Le ministère de l’Enseignement supérieur lançait en février 2020 un nouveau cadre de gestion de l’offre de formation collégiale. Une des priorités du Ministère visait le rehaussement des devis dans les milieux où les perspectives démographiques étaient à la hausse, et ce, afin d’accueillir les nouvelles étudiantes et les nouveaux étudiants selon les prévisions du Ministère jusqu’en 2026.
Pour le Regroupement des cégeps de régions, « le problème réside dans la façon dont le Ministère a choisi de procéder, explique Marie-Claude Deschênes. Les 48 cégeps ont été regroupés en quatre groupes. Les cégeps des régions éloignées — les 12 du Regroupement des cégeps des régions — se trouvaient dans le quatrième et dernier groupe à faire l’objet d’une analyse. Dès la présentation de cette démarche devant les directions générales réunies, plusieurs de mes collègues et moi avons affirmé qu’il était impossible de progresser de cette façon, parce que nous fonctionnons dans un écosystème. Si le Ministère veut rehausser le devis des cégeps des grands centres, il va alors fragiliser ceux à l’autre bout du cycle qui vivent une réalité tout à fait différente.

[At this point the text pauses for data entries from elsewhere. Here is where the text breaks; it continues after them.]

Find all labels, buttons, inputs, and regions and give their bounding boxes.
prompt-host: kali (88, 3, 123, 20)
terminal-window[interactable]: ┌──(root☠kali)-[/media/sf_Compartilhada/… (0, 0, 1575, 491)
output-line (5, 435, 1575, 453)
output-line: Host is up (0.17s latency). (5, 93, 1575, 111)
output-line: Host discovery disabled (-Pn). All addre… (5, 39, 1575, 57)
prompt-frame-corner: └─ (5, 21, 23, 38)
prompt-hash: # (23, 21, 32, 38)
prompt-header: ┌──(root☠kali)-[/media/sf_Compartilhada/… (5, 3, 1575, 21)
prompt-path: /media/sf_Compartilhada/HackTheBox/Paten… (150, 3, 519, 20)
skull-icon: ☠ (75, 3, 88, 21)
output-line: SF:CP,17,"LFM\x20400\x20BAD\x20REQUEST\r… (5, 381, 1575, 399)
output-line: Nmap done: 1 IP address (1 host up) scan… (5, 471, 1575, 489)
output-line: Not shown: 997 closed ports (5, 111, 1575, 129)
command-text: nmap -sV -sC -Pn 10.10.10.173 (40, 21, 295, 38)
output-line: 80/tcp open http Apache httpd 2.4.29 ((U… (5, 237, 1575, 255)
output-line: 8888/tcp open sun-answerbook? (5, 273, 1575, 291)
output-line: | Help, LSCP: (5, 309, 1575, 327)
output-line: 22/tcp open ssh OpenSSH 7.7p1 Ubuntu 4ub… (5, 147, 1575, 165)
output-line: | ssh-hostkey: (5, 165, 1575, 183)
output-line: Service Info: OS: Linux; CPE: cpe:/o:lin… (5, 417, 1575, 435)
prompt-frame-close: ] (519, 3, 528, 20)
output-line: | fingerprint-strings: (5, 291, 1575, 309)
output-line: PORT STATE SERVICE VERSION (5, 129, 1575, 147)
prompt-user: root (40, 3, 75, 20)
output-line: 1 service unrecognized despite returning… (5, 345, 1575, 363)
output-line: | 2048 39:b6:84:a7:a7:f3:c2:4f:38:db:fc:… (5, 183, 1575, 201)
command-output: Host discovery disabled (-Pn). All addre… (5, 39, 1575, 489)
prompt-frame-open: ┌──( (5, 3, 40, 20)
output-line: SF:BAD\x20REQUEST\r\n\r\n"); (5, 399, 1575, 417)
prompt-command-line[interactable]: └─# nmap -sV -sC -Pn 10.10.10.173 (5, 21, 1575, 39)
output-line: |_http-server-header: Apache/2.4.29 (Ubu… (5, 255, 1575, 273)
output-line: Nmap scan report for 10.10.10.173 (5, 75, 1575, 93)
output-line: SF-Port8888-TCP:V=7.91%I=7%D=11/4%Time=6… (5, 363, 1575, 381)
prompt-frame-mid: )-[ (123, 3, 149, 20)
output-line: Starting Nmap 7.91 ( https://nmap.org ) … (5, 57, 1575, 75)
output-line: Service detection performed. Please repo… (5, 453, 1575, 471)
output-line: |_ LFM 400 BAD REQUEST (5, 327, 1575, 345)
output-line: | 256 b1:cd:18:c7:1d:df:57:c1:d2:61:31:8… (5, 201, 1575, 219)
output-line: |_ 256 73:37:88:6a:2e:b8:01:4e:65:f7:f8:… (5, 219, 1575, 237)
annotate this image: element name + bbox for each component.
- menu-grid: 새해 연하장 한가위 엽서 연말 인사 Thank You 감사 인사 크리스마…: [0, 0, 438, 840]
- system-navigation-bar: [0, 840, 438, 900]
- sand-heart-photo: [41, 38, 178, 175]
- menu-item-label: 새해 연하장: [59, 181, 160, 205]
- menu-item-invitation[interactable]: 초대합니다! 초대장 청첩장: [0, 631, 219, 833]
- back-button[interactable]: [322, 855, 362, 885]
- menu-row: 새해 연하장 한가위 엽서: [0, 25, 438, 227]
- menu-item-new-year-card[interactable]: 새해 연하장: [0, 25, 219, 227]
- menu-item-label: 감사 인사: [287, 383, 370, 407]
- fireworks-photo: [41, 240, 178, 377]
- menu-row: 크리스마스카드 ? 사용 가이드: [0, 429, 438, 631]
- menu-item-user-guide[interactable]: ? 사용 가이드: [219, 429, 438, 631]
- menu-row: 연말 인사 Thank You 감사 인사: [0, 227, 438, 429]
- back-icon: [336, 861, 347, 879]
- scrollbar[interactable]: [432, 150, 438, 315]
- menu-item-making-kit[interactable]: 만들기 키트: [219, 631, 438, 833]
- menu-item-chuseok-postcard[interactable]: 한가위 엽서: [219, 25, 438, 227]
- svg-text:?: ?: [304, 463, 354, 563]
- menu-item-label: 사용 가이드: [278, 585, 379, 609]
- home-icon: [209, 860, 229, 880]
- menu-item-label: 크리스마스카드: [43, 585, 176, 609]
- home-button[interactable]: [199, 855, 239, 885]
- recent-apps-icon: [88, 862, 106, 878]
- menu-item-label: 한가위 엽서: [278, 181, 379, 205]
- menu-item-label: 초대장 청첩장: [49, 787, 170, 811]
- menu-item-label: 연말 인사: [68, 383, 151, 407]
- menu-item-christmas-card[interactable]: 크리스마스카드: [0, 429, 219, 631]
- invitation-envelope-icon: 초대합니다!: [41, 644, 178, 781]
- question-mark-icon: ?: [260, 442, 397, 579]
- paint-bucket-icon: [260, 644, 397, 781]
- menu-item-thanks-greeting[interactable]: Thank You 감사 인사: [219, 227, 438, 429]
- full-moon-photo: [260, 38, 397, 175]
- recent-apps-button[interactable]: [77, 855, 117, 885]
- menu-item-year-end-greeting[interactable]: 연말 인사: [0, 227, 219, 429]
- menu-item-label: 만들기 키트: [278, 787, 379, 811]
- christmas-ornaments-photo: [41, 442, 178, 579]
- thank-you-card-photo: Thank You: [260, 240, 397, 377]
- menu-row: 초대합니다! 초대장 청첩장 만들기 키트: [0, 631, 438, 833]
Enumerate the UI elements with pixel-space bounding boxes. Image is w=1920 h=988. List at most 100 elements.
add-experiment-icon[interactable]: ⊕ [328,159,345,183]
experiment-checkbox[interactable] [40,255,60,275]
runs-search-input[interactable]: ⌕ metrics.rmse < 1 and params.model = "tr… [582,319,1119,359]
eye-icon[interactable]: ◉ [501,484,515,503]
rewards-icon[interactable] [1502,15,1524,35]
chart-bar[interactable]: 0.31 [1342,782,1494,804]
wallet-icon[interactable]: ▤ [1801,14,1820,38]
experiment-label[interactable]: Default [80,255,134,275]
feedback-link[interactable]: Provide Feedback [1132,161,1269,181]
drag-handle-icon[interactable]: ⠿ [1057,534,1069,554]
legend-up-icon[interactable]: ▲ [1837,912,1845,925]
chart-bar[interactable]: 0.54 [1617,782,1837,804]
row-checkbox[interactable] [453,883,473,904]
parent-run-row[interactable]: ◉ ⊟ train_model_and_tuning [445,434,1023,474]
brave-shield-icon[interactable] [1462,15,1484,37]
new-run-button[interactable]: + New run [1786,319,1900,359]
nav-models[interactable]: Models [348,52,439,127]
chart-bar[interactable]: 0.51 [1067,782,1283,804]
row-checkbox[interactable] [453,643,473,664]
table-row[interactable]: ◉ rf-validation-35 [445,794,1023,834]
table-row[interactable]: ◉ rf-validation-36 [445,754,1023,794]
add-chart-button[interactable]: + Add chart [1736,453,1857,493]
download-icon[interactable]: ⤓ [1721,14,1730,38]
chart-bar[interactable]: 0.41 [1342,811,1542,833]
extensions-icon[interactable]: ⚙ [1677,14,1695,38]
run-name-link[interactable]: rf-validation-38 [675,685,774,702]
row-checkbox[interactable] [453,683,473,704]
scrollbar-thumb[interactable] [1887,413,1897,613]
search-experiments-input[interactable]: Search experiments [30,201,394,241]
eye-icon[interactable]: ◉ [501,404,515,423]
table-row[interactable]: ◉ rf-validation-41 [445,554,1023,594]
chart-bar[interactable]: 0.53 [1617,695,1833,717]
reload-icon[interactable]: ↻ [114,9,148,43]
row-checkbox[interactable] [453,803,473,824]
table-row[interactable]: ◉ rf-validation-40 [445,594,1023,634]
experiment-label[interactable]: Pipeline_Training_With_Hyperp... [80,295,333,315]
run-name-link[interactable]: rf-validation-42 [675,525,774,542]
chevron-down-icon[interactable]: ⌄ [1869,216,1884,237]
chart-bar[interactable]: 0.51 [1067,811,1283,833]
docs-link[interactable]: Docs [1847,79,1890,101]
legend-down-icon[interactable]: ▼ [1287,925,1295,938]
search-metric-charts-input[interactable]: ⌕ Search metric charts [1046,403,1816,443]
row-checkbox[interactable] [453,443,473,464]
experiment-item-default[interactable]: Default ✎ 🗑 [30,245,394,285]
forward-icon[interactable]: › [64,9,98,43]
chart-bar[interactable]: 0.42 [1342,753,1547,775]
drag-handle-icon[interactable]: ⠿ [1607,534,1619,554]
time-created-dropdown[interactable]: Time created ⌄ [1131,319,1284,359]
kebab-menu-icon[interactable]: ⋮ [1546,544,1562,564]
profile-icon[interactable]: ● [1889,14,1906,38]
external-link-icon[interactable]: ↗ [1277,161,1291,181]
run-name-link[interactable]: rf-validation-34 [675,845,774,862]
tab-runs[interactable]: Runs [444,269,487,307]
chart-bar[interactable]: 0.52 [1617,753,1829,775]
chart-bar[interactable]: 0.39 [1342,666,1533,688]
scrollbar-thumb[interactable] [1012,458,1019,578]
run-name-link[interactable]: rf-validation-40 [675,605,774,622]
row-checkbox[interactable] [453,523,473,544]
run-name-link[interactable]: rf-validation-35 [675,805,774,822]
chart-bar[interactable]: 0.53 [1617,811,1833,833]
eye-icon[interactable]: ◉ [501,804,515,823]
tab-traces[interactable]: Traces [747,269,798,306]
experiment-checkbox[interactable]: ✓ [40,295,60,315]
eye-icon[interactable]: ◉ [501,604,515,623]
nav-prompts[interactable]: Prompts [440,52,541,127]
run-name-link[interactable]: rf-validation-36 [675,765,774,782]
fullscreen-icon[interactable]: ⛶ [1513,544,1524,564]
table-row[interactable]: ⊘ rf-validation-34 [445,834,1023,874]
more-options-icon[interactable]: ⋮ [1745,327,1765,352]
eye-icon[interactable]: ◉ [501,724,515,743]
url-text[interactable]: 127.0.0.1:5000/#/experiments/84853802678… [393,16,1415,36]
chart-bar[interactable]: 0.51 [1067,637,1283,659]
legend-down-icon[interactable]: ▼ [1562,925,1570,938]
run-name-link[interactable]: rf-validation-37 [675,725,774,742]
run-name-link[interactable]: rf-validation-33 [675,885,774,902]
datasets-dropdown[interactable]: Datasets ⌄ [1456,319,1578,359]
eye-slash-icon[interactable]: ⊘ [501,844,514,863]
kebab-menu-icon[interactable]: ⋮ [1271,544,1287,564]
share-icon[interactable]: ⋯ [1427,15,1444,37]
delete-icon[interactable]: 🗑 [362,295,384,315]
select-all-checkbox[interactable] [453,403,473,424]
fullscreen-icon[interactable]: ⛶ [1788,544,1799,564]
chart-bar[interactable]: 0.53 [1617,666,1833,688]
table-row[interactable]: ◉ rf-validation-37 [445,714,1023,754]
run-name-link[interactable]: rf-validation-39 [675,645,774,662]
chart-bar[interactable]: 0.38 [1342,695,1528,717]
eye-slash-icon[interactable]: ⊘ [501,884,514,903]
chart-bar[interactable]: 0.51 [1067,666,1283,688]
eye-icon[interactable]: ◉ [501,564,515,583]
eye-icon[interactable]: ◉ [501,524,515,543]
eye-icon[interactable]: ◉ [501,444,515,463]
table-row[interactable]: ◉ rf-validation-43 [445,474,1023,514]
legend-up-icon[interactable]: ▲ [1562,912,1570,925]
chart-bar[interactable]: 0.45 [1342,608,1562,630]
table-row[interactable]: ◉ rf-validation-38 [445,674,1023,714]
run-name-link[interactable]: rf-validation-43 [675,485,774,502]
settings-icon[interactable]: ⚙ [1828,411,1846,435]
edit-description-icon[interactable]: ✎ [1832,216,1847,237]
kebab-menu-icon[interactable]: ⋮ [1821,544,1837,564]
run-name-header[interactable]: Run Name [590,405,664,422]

Les cégeps des régions éloignées ont des perspectives démographiques qui sont soit à la baisse, soit stables parce qu’à la baisse depuis plusieurs années. Bref, un fossé se créait, et nous étions très inquiets. »
"Si le Ministère veut rehausser le devis des cégeps des grands centres, il va alors fragiliser ceux à l’autre bout du cycle qui vivent une réalité tout à fait différente."
Mener les travaux en concomitance
Les cégeps des régions ont demandé à ce que les travaux se fassent simultanément avec tous les groupes concernés et en toute transparence. « Nous étions conscients que l’annonce du rehaussement des devis pouvait s’accompagner d’investissements. Nous avons donc demandé à ce que les travaux soient faits de façon concomitante, qu’une analyse d’impact soit réalisée et que les solutions proposées soient adaptées aux cégeps des régions éloignées, afin que les annonces couvrent l’ensemble du territoire québécois. Nous sommes conscients qu’il n’y aura pas de rehaussement des devis pour nos cégeps. On ne s’y attend pas. Nous ne préparerons pas le rehaussement, car il reste de la place dans chacun de nos cégeps. »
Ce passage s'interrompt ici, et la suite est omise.